(307h) Thermal-Hydraulics, Transient Turbulence, and Two-Phase Flows in a Pressurized-Water Small Modular Nuclear Reactor

A computational model of a pressurized water-cooled small modular nuclear reactor based on the 800 MWth design by Westinghouse Nuclear was designed and analyzed for fluid flow and heat transfer phenomena. Simulations were carried out in several stages using commercial CFD package, STAR-CCM+. The complex geometry of internal structures and heat sources provided a massive, multi-scale domain through which turbulent flow and conjugate heat transfer were simulated. Data was extracted at relevant locations and compared with benchmark data from prior studies, for validation. Novel designs were introduced in this study; an integral pressurizer unit, and an annular, integral steam generator unit, both of which were conventionally placed outside the reactor pressure vessel.

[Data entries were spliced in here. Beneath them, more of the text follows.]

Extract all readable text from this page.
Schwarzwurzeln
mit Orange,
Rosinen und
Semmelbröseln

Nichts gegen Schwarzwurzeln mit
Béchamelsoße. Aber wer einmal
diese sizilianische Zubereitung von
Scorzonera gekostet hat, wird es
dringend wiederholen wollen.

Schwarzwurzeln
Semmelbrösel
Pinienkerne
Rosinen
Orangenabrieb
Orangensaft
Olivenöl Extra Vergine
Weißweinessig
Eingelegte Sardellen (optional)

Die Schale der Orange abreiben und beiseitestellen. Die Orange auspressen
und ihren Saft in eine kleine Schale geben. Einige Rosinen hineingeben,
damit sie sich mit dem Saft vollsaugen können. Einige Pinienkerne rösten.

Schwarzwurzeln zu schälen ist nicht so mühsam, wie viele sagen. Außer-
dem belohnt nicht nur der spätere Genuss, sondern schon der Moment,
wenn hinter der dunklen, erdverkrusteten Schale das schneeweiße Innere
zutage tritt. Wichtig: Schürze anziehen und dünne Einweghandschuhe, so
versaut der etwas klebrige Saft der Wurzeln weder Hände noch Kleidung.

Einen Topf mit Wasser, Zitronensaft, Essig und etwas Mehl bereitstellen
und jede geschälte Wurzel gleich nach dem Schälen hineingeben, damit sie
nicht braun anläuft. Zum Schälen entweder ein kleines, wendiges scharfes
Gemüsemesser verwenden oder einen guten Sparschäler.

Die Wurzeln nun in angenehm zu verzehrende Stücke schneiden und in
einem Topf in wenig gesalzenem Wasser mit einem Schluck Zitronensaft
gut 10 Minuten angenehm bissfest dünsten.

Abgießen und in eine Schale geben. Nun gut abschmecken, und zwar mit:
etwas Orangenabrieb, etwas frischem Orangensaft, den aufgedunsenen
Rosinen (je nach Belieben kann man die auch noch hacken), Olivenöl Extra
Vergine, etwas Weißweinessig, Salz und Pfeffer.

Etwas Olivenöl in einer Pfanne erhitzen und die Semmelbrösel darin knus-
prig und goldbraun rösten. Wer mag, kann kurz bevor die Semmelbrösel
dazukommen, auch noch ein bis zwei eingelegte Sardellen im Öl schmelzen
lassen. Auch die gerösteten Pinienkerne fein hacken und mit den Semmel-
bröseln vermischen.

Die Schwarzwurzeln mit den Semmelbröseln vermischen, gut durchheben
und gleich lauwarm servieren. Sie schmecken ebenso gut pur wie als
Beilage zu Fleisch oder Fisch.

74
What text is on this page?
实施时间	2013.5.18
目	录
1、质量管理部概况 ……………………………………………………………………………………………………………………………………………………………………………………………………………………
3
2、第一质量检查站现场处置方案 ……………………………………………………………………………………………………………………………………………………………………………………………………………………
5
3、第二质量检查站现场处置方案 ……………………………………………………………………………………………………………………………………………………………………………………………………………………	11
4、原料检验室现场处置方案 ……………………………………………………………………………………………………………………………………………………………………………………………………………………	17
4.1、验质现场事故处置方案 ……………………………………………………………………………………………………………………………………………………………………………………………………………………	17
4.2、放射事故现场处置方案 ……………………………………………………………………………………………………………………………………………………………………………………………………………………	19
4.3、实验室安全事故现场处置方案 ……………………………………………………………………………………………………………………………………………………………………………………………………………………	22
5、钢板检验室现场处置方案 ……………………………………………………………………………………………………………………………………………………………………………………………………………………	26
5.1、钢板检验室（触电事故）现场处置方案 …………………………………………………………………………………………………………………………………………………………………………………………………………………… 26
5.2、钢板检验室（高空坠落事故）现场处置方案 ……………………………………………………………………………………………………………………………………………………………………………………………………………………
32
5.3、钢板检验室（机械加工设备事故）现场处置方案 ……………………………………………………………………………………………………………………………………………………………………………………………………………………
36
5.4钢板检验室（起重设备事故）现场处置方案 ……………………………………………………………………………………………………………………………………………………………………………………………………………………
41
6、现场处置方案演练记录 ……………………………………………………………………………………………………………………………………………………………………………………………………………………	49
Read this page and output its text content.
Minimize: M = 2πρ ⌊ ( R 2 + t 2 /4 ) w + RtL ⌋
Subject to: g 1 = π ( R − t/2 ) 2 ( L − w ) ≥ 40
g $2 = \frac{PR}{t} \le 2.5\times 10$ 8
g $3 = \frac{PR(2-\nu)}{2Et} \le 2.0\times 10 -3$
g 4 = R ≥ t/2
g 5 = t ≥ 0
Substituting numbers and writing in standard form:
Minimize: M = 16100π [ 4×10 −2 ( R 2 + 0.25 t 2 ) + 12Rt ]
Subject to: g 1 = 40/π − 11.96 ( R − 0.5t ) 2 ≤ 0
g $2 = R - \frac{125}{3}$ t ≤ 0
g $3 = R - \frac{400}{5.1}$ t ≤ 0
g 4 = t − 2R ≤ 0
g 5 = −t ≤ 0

The reactor pressure vessel consists of primary and secondary coolant loops. The primary coolant extracts heat from enriched UO2 fuel rods, and transports this heat via turbulent flow past internal structures to the tube-side of the integral steam generator. The secondary coolant flows in on the shell-side of the integral steam generator and extracts sufficient heat to exit as a steam-water mixture with ~60% quality, providing secondary-side electricity generation equipment with a deliverable power of 225 MW. These phenomena were simulated and analyzed, and are presented herewith.